Frank Launder
Avant même de parler de mise en scène, il faut nommer The Happiest Days of Your Life, parce que Frank Launder s'y montre tel qu'il est au meilleur sens du terme : un maître des mécanismes comiques, de la précision rythmique et de l'observation institutionnelle, capable de faire d'un désordre très réglé une forme de radiographie sociale. Le cinéma britannique a souvent excellé dans cet art du chaos administré. Launder en fut l'un des praticiens les plus efficaces.
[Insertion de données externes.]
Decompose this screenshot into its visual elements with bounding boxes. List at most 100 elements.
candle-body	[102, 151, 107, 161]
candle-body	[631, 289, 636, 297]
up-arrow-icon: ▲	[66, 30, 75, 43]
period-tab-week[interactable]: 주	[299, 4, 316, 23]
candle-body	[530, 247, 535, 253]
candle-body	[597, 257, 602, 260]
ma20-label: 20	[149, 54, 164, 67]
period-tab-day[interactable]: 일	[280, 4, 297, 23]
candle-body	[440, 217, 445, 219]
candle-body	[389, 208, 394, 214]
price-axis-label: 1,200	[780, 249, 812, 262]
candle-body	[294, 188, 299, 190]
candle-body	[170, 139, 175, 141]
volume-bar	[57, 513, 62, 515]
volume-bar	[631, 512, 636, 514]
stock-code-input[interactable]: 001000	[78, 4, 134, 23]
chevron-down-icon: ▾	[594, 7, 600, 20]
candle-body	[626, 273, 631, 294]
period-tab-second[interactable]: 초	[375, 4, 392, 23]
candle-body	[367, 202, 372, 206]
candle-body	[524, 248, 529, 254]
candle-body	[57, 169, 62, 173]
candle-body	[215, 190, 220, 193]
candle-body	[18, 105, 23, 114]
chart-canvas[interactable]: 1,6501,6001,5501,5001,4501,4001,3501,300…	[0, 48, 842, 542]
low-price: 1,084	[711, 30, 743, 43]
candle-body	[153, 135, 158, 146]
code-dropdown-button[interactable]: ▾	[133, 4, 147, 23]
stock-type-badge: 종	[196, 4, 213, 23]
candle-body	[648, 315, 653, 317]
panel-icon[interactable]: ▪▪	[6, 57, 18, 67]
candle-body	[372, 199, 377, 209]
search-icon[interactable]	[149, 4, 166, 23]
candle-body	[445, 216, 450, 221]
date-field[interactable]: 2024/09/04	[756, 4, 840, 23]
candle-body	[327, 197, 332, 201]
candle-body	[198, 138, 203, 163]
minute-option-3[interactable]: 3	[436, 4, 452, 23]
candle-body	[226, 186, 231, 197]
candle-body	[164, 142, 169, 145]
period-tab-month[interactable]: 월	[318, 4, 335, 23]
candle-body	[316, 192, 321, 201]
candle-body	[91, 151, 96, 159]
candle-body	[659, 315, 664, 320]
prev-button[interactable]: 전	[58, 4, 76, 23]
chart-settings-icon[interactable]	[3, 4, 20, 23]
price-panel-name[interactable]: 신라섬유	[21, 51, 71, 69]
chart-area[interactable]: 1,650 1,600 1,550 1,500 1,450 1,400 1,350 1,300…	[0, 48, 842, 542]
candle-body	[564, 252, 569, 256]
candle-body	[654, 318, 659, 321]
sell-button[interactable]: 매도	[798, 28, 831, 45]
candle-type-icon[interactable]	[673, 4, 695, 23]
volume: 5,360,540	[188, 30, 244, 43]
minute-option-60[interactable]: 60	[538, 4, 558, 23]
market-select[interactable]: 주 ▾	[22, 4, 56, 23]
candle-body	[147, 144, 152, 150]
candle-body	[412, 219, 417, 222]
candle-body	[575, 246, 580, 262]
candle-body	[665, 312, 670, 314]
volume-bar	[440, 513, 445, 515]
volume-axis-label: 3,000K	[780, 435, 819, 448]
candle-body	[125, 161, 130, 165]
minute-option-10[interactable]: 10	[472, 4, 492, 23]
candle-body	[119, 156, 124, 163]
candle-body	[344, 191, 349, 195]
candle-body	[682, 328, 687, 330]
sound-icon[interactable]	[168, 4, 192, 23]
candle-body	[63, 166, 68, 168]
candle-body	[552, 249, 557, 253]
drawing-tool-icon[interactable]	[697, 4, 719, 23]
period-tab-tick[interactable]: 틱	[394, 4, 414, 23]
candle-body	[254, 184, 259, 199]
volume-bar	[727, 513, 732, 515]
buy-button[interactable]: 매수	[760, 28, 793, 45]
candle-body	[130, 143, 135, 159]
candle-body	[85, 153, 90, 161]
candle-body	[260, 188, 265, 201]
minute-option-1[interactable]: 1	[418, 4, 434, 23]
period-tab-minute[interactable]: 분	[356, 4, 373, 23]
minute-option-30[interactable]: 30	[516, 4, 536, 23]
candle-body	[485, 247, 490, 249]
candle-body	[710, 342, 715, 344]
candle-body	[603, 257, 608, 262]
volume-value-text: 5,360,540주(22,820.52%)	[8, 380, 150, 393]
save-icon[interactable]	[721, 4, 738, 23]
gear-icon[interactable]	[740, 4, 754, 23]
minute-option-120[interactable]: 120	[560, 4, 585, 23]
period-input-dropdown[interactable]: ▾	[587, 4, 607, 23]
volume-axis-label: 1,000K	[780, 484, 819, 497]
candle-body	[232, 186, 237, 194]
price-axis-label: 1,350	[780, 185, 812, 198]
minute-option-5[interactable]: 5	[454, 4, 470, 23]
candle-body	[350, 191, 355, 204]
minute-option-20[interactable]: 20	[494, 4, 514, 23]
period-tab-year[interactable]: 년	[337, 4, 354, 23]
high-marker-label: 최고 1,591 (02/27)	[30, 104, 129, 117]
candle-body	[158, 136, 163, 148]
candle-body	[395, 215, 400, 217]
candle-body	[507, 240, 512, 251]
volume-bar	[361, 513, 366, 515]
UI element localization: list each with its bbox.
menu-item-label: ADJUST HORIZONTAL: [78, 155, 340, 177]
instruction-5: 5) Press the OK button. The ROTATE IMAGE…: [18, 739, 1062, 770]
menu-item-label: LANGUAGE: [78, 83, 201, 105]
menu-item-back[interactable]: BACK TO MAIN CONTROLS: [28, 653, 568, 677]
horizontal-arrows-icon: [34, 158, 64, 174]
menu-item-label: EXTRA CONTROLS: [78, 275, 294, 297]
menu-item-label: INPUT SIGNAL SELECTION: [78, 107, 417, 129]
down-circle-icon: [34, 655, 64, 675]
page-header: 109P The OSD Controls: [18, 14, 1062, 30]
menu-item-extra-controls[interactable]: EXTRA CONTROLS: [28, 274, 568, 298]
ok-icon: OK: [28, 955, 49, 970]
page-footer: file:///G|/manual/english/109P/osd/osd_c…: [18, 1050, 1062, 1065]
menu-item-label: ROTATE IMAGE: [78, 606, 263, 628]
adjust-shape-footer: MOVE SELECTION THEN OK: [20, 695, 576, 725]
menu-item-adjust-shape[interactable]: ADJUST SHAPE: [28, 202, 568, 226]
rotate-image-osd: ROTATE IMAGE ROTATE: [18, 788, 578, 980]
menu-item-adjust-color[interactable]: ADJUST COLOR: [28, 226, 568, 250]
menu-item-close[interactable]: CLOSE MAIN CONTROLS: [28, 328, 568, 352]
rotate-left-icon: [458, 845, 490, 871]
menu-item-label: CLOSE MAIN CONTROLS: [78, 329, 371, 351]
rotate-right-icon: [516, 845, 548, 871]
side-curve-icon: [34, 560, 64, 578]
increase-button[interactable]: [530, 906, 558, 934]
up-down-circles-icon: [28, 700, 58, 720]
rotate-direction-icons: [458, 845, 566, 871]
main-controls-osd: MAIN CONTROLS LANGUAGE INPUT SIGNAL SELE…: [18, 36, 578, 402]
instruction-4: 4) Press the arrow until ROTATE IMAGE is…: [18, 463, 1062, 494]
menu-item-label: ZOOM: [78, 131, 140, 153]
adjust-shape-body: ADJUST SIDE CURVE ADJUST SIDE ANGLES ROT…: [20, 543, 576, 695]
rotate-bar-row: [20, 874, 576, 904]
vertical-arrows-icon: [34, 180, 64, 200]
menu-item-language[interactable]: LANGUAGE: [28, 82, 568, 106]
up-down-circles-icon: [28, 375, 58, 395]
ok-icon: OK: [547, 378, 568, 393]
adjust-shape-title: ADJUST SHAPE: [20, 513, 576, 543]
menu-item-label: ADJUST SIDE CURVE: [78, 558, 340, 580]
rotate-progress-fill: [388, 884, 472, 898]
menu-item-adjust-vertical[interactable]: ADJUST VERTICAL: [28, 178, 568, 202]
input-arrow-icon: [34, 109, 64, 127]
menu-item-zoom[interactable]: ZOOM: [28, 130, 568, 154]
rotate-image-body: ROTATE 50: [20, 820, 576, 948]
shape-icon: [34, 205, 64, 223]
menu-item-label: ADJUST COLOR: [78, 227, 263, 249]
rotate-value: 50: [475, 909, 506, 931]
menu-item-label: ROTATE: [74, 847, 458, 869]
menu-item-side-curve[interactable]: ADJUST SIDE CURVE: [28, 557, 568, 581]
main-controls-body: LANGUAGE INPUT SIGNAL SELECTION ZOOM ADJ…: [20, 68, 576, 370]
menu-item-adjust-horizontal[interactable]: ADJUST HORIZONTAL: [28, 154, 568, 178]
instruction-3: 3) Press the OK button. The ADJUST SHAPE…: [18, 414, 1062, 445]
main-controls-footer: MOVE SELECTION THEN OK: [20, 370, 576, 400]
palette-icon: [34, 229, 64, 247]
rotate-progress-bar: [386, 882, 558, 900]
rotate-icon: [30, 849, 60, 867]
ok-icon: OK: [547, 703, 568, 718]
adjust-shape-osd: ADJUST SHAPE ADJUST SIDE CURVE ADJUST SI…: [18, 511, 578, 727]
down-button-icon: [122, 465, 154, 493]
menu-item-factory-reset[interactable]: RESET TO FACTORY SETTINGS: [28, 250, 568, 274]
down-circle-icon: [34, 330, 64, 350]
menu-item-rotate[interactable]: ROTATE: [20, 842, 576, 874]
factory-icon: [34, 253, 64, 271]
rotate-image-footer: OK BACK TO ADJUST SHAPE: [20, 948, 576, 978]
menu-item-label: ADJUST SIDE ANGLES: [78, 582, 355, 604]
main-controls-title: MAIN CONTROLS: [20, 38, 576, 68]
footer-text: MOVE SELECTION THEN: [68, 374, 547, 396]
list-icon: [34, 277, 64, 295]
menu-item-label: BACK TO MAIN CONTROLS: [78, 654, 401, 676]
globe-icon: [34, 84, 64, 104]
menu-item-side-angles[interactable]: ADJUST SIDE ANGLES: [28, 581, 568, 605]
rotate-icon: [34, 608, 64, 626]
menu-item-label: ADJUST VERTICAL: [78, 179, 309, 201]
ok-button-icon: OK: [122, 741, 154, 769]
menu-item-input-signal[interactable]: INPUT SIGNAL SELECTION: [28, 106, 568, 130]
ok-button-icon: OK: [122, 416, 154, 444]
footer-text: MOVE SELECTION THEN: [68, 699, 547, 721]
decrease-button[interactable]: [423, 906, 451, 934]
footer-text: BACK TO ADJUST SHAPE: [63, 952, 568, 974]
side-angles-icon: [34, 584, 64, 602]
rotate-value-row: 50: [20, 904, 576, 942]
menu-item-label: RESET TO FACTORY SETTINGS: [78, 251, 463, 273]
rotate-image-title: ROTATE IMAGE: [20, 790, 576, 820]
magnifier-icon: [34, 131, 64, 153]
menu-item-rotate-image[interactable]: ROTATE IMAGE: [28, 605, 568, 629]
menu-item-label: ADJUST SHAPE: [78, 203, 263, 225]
Son nom reste fréquemment associé à celui de Sidney Gilliat, et ce n'est pas injuste. Leur collaboration a compté, comme scénaristes puis comme producteurs et réalisateurs. Mais il serait dommage d'y dissoudre entièrement Launder. Il possède une qualité bien à lui : une compréhension nette de la comédie comme machine d'organisation de l'espace social. Les écoles, les familles, les hiérarchies de classe, les conventions de respectabilité, tout cela chez lui n'est pas seulement décor. C'est matière à friction, à quiproquo, à dévoilement.
Dans le cinéma britannique des Années 1940 et des Années 1950, cette approche a une importance particulière. Le pays sort de la guerre, négocie ses mythes civiques, reconduit et ajuste ses structures de pouvoir. La comédie devient alors un outil remarquablement souple pour montrer ce qui tient encore et ce qui craque déjà. Launder ne pratique pas la satire incendiaire. Il préfère le déplacement, l'accumulation, le dérèglement progressif. Son regard n'en est pas moins aigu.
On le voit aussi dans la série des St Trinian's, qui reste l'un de ses apports les plus durables à l'imaginaire populaire britannique. Ces films comprennent très bien qu'un cadre disciplinaire devient d'autant plus drôle qu'il est colonisé par une anarchie méthodique. Les pensionnaires y tournent l'institution en théâtre de la délinquance joyeuse, et le film, au fond, s'en porte très bien. Launder capte quelque chose de profondément britannique : l'amour des règles et la jouissance non moins profonde de les contourner.
Il faut se garder pourtant de le réduire à un simple fabricant de succès souriants. Son travail de scénariste dans le thriller et dans le film de guerre révèle une maîtrise du récit qui dépasse la seule comédie. Cette polyvalence aide à comprendre la sûreté de sa mise en scène. Launder sait poser une situation, distribuer l'information, faire entrer et sortir les corps avec un sens impeccable du rendement dramatique. Là encore, le mot rendement ne doit pas être entendu comme limitation. Dans un cinéma d'industrie, la clarté est une vertu.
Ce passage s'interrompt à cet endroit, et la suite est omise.